From the material in the postings and from comments I have been reading it would seem that the various groups that comprise the orthodox jewish world are divided along the lines of the exclusive subgroupings among animal species. If there is a problem with providing sufficient "mates" for all who need them, thereby threatening reproductive levels that will maintain the group, it would seem that some sort of cooperation between the groups would be necessary. You were correct in surmising that you cannot know if the male birth disparity affects each of these groups the same way.

Perhaps the question to be asked is why would one group not initiate cooperation with another if survival is threatened. In the animal world territoriality sometimes comes into play. If one group dies out there are more natural resources available for the groups that remain. I would like to think that human beings have evolved beyond that.

I would imagine that it would be beneficial to study each sub group to determine exact numbers of males and females at each age level. While this would not tell you precisely why some people get married and some don't--there are multiple other factors--it would give you a sound numerical basis to be going on with.

Thanks for saving me from having to mark yet another set of impossible final projects--your postings were so much more interesting. Remind me again why we both teach?

Anonymous said...

Shouldn't this all work out like when you flip a coin? If you flip a coin long enough then you will get to the point where you have equal numbers of heads and tails. If you produce enough kids then the male and female should work out like the heads and tails. No? Since the frum part of the population has more kids, way more kids then the regular population then shouldn't the numbers be virtually equal or getting there?

Anonymous said...

Come on, could we lighten up a little here. Shidduchim isn't like animal groups or flipping coins or studies with all kinds of statistics. When you have 50 prisoners and 50 coats in one room then every prisoner gets a coat and none are left over because there is no choice. Put 50 shoppers into a store and show them 50 coats and some of the people will walk out without a coat. Show them 100 coats and some will still not buy a coat. Jut because a coat is there doesn't mean a person will like it or it will fit. Same with shidduchim. Even if the numbers were all even of males and females there would still be some people who didn't get married because they didn't like the selection.

ProfK said...

I'll grant you your point anonymous 9:47 that just because you had 50 males and 50 females that wouldn't mean they would all choose each other. But what would happen if you had 50 shoppers and only 40 coats? Or what would happen if you had 40 shoppers and 50 coats? At least with 50 shoppers and 50 coats you have a theoretical chance that everyone would get something.

I leave my blog readers alone for just one day and they all start waxing philosophical on me.

Good grief Arnie, I can't believe you actually came to the blog, much less commented.

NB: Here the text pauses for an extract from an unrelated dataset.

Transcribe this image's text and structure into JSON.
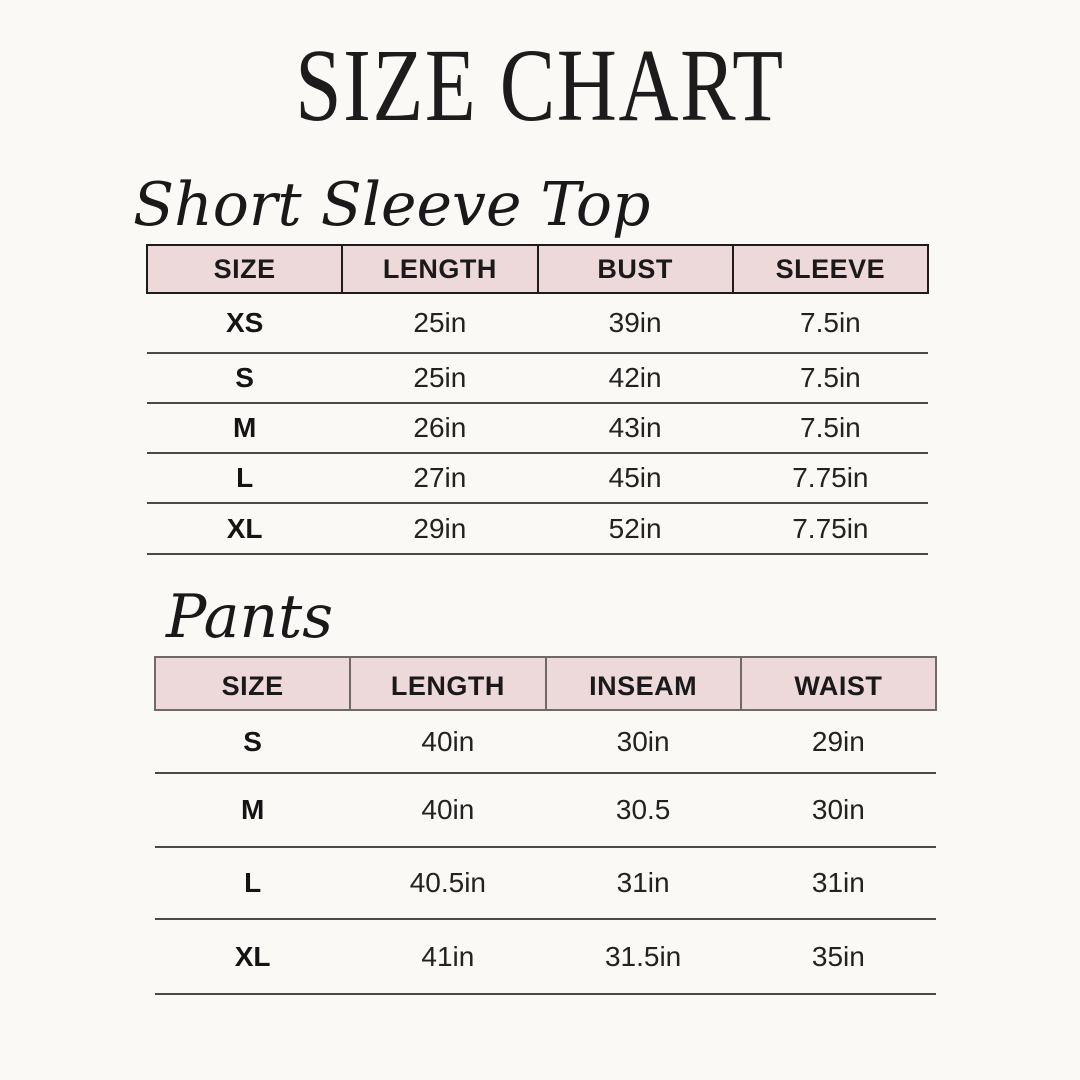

Weren't you the one who said you would never visit a blog because why should you go to something that sounds like elephants puking?

Anonymous said...

I thought for sure I could prove you wrong so I called my sister. My sister teaches in a yeshiva that has a boys school and a girls school. They cap each class at 22 students. My sister says that there are the same number of classes in the boys school that there are in the girls school except for the sixth grade boys which has one more class and the third grade girls which also has one more class. That looks to me like an even number of boys and girls. Of course, there re plenty of other yeshivas and they may do things diferently but the numbers don't look so uneven when you actually look at the class sizes. Maybe just another urban myth?